Present ages: Son = 20 years, Father = 50 years.

**Example 3: Sum-based problem**

*The sum of the ages of a mother and daughter is 50 years. Five years ago, the mother's age was 7 times the daughter's age. Find their present ages.*

**Solution:** Let daughter's present age = x, mother's present age = 50 – x. Five years ago: Daughter = x – 5, Mother = 50 – x – 5 = 45 – x Given: 45 – x = 7(x – 5) 45 – x = 7x – 35 45 + 35 = 7x + x 80 = 8x x = 10

Present ages: Daughter = 10 years, Mother = 40 years.

Common Mistakes

• **Forgetting constant difference**: Students often recalculate age difference at different times. Remember: if A is k years older than B now, A is k years older than B always—past or future. Don't recalculate the difference; use it as a fixed value.

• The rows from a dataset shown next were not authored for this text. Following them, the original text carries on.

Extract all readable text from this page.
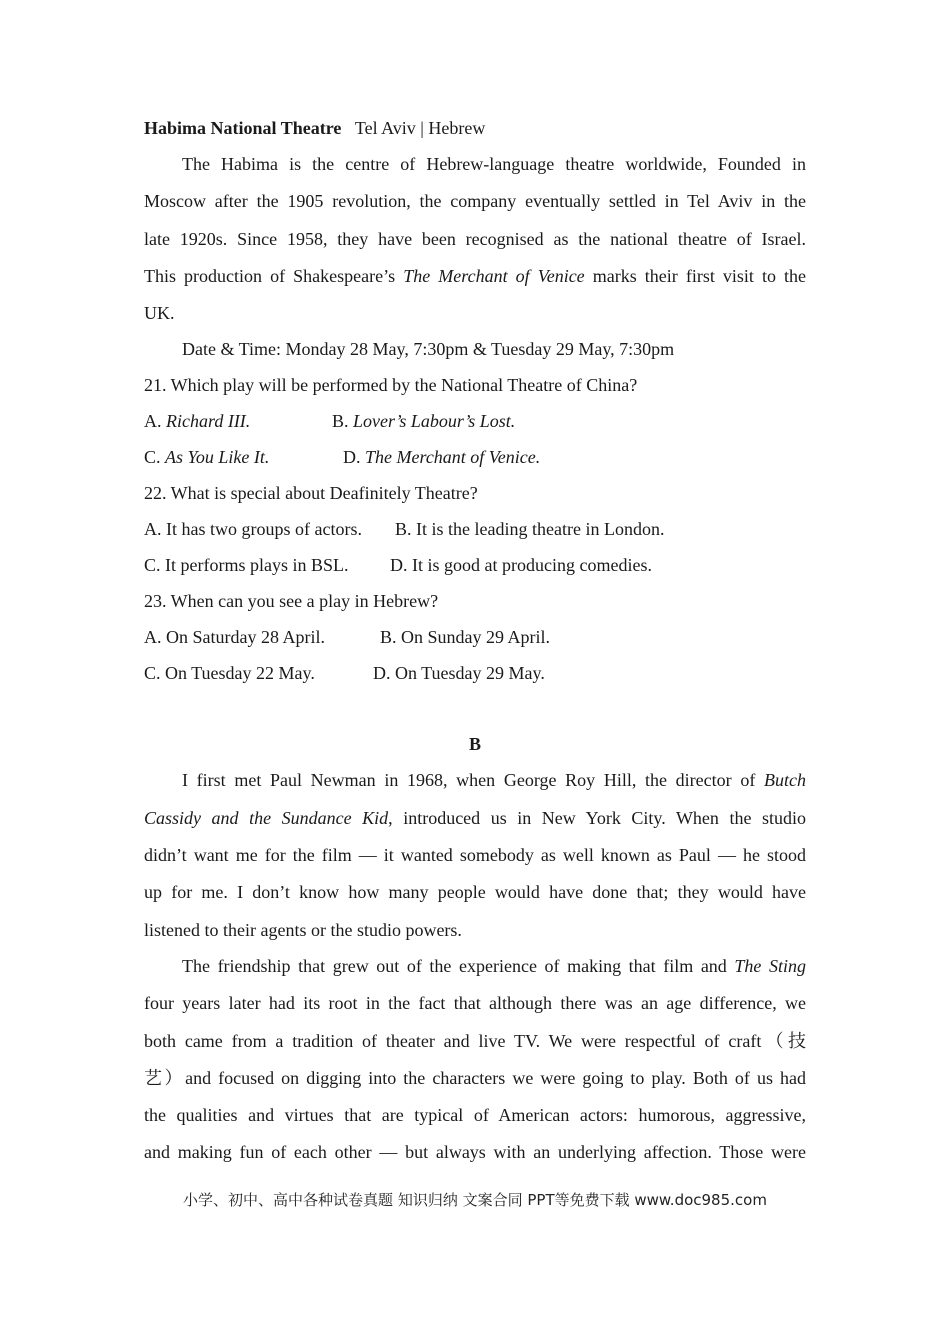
Habima National Theatre Tel Aviv | Hebrew
The Habima is the centre of Hebrew-language theatre worldwide, Founded in
Moscow after the 1905 revolution, the company eventually settled in Tel Aviv in the
late 1920s. Since 1958, they have been recognised as the national theatre of Israel.
This production of Shakespeare’s The Merchant of Venice marks their first visit to the
UK.
Date & Time: Monday 28 May, 7:30pm & Tuesday 29 May, 7:30pm
21. Which play will be performed by the National Theatre of China?
A. Richard III.	B. Lover’s Labour’s Lost.
C. As You Like It.	D. The Merchant of Venice.
22. What is special about Deafinitely Theatre?
A. It has two groups of actors. B. It is the leading theatre in London.
C. It performs plays in BSL. D. It is good at producing comedies.
23. When can you see a play in Hebrew?
A. On Saturday 28 April.	B. On Sunday 29 April.
C. On Tuesday 22 May.	D. On Tuesday 29 May.
B
I first met Paul Newman in 1968, when George Roy Hill, the director of Butch
Cassidy and the Sundance Kid, introduced us in New York City. When the studio
didn’t want me for the film — it wanted somebody as well known as Paul — he stood
up for me. I don’t know how many people would have done that; they would have
listened to their agents or the studio powers.
The friendship that grew out of the experience of making that film and The Sting
four years later had its root in the fact that although there was an age difference, we
both came from a tradition of theater and live TV. We were respectful of craft（技
艺）and focused on digging into the characters we were going to play. Both of us had
the qualities and virtues that are typical of American actors: humorous, aggressive,
and making fun of each other — but always with an underlying affection. Those were
小学、初中、高中各种试卷真题 知识归纳 文案合同 PPT等免费下载 www.doc985.com
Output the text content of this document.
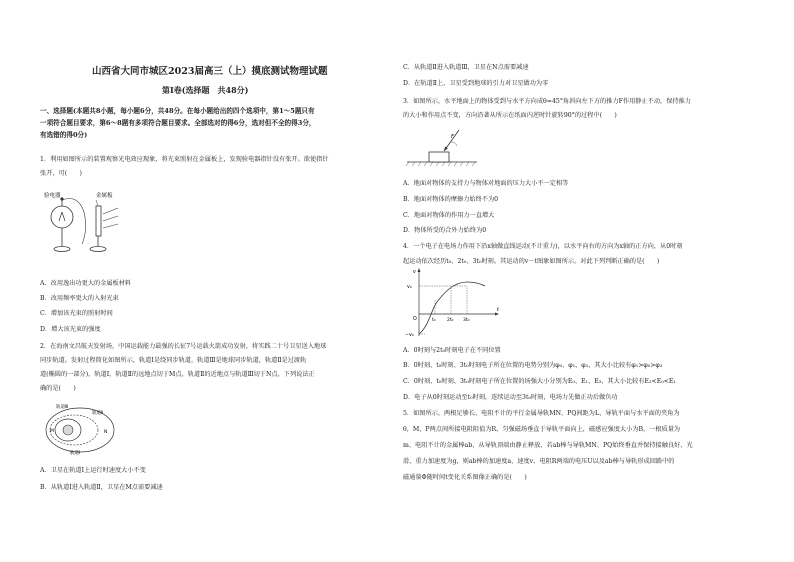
山西省大同市城区2023届高三（上）摸底测试物理试题
第Ⅰ卷(选择题　共48分)
一、选择题(本题共8小题，每小题6分，共48分。在每小题给出的四个选项中，第1～5题只有
一项符合题目要求，第6～8题有多项符合题目要求。全部选对的得6分，选对但不全的得3分，
有选错的得0分)
1．利用如图所示的装置观察光电效应现象，将光束照射在金属板上，发现验电器指针没有张开。欲使指针
张开，可(　　)
验电器	金属板
A．改用逸出功更大的金属板材料
B．改用频率更大的入射光束
C．增加该光束的照射时间
D．增大该光束的强度
2．在海南文昌航天发射场，中国运载能力最强的长征7号运载火箭成功发射，将实践二十号卫星送入地球
同步轨道。发射过程简化如图所示，轨道Ⅰ是绕同步轨道，轨道Ⅲ是地球同步轨道，轨道Ⅱ是过渡轨
道(椭圆的一部分)，轨道Ⅰ、轨道Ⅱ的远地点切于M点，轨道Ⅱ的近地点与轨道Ⅲ切于N点，下列说法正
确的是(　　)
轨道Ⅲ
轨道Ⅱ
轨道Ⅰ
M	N
A．卫星在轨道Ⅰ上运行时速度大小不变
B．从轨道Ⅰ进入轨道Ⅱ，卫星在M点需要减速
C．从轨道Ⅱ进入轨道Ⅲ，卫星在N点需要减速
D．在轨道Ⅱ上，卫星受到地球的引力对卫星做功为零
3．如图所示，水平地面上的物体受到与水平方向成θ=45°角斜向左下方的推力F作用静止不动，保持推力
的大小和作用点不变，方向沿著从所示在纸面内逆时针旋转90°的过程中(　　)
F
A．地面对物体的支持力与物体对地面的压力大小不一定相等
B．地面对物体的摩擦力始终不为0
C．地面对物体的作用力一直增大
D．物体所受的合外力始终为0
4．一个电子在电场力作用下沿x轴做直线运动(不计重力)，以水平向右的方向为x轴的正方向，从0时刻
起运动依次经历t₀、2t₀、3t₀时刻。其运动的v－t图象如图所示。对此下列判断正确的是(　　)
v
t
v₀
O
−v₀
t₀	2t₀ 3t₀
A．0时刻与2t₀时刻电子在不同位置
B．0时刻、t₀时刻、3t₀时刻电子所在位置的电势分别为φ₀、φ₁、φ₃，其大小比较有φ₁>φ₀>φ₃
C．0时刻、t₀时刻、3t₀时刻电子所在位置的场强大小分别为E₀、E₁、E₃，其大小比较有E₃<E₀<E₁
D．电子从0时刻运动至t₀时刻，连续运动至3t₀时刻，电场力先做正功后做负功
5．如图所示，两根足够长、电阻不计的平行金属导轨MN、PQ间距为L，导轨平面与水平面的夹角为
θ，M、P两点间所接电阻阻值为R，匀强磁场垂直于导轨平面向上，磁感应强度大小为B，一根质量为
m、电阻不计的金属棒ab，从导轨顶端由静止释放，若ab棒与导轨MN、PQ始终垂直并保持接触良好、光
滑，重力加速度为g，则ab棒的加速度a、速度v、电阻R两端的电压U以及ab棒与导轨形成回路中的
磁通量Φ随时间t变化关系图像正确的是(　　)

• **Sign errors with past ages**: Writing "5 years ago" as x + 5 instead of x – 5. Past means subtract, future means add. Double-check your signs when setting up equations.

• **Mixing up "times" vs "years more"**: "A is twice B's age" means A = 2B. But "A is 10 years more than B" means A = B + 10. These are different relationships. Read carefully.

• **Not defining variables clearly**: Jumping into equations without stating what x represents. Always write: "Let present age of son = x years" before forming equations. This prevents confusion mid-solution.

• **Ratio problems without the multiplier**: Writing ages directly as 3 and 4 when ratio is 3:4, instead of 3k and 4k. Without the multiplier k, you cannot form solvable equations.

Quick Reference

• Age difference between two people = Constant forever (past, present, future). • Present age x → Past age x – t → Future age x + t. • Ratio a:b → Write ages as ax and bx, then solve for x. • "Sum of ages = S" → Set up equation: age₁ + age₂ = S. • Father-son classic: Use "k times now" and "m times after t years" to form two equations. • Always verify: Check your answer satisfies all conditions in the problem statement.